Healthy Start for Beginners Helping People FIT Fitness into Their Life

See Beginner Workout section at the Fitness eBook Store

During your New Year’s quest for longevity, try not to change too much in your life too quickly. Many people, in their annual search for health make broad resolutions that require several different life style changes. Quitting smoking, starting an exercise program and dieting all in the same week can be extremely challenging.

Tackling any ONE of the above is challenging enough. If you have any of the above vices or others, you may want to try one step at a time rather than trying “cold turkey – and all at once!” Here is a plan that will get you started on the right track.

January – April

Start exercising and drinking water NOW! You may find that you do not have to alter your diet at all as long as you are burning calories by exercise. By drinking anywhere from two quarts to a gallon of water a day and cutting back on soft drinks. You can lose up to 25-50 pounds this year!
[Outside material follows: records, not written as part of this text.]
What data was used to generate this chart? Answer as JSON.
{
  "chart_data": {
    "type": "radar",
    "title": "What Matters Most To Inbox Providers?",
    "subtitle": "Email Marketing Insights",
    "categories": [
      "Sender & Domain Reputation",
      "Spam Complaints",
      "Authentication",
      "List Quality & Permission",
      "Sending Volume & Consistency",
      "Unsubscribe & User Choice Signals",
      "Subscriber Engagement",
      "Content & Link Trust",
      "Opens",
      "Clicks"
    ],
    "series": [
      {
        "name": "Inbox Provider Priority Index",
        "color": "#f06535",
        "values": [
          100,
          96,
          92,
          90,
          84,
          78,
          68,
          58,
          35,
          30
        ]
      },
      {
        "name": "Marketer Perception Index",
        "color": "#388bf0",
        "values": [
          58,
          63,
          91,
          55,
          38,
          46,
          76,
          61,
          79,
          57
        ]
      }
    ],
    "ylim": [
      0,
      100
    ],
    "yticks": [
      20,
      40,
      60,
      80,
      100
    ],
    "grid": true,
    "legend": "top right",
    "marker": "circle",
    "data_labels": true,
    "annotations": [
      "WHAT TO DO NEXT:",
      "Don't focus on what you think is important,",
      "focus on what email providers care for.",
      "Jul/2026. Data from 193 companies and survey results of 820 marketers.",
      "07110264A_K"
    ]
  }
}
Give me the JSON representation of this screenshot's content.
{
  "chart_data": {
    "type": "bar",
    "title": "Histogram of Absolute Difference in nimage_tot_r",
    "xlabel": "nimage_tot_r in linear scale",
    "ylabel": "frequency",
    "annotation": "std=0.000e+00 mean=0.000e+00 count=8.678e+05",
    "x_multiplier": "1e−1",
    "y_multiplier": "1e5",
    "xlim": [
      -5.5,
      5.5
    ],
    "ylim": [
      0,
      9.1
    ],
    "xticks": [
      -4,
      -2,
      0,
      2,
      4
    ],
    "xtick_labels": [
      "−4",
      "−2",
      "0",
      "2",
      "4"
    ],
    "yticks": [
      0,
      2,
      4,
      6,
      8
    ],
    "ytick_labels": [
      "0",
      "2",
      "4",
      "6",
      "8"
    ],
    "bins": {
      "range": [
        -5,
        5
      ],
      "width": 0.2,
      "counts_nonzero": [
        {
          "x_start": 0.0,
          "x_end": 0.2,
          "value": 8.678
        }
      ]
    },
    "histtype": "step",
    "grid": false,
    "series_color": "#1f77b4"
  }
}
– I have proof and living examples –
The type of exercise you need to start doing is either walking, biking or swimming for 20-30 minutes 4-5 times a week. May – September 2001:

Now you can pick up the physical fitness training a bit by lifting weights or starting a good calisthenics program. Exercises like pushups, pull-ups, crunches, and squats mixed with more walking or occasional running can boost your fitness level to new heights.

If your fitness program is not working for you at this time, you need to take a look at your diet and what you are consuming daily. If you are not losing weight by walking 4-5 times a week and drinking nearly a gallon of water a day, you need to consume fewer calories. This does not mean starve yourself – it simply means eating foods with fewer calories. More nutrients like fruits, vegetables, and lean meats cooked by methods other than frying would be a good start to changing your diet.

October – December

By this time, you should feel great about your physical progress and have more energy than you have had in years. Running, biking and swimming several times a week should be habit by now and feel refreshing and stress relieving after each workout. If you have not quit smoking cigarettes by now or at least tapered off, it is time to start trying a little more aggressively. Usually, however, if you have maintained a fitness program this long, quitting has already occurred. But if you have not quit, now is the time to try either the “cold turkey” method or some type of patch method.

So in summary – start exercising now! Do not change your diet too much but with the addition of water and decrease of soda. Try to taper the smoking when you get into the groove of the exercising regularly – do not try all three at once!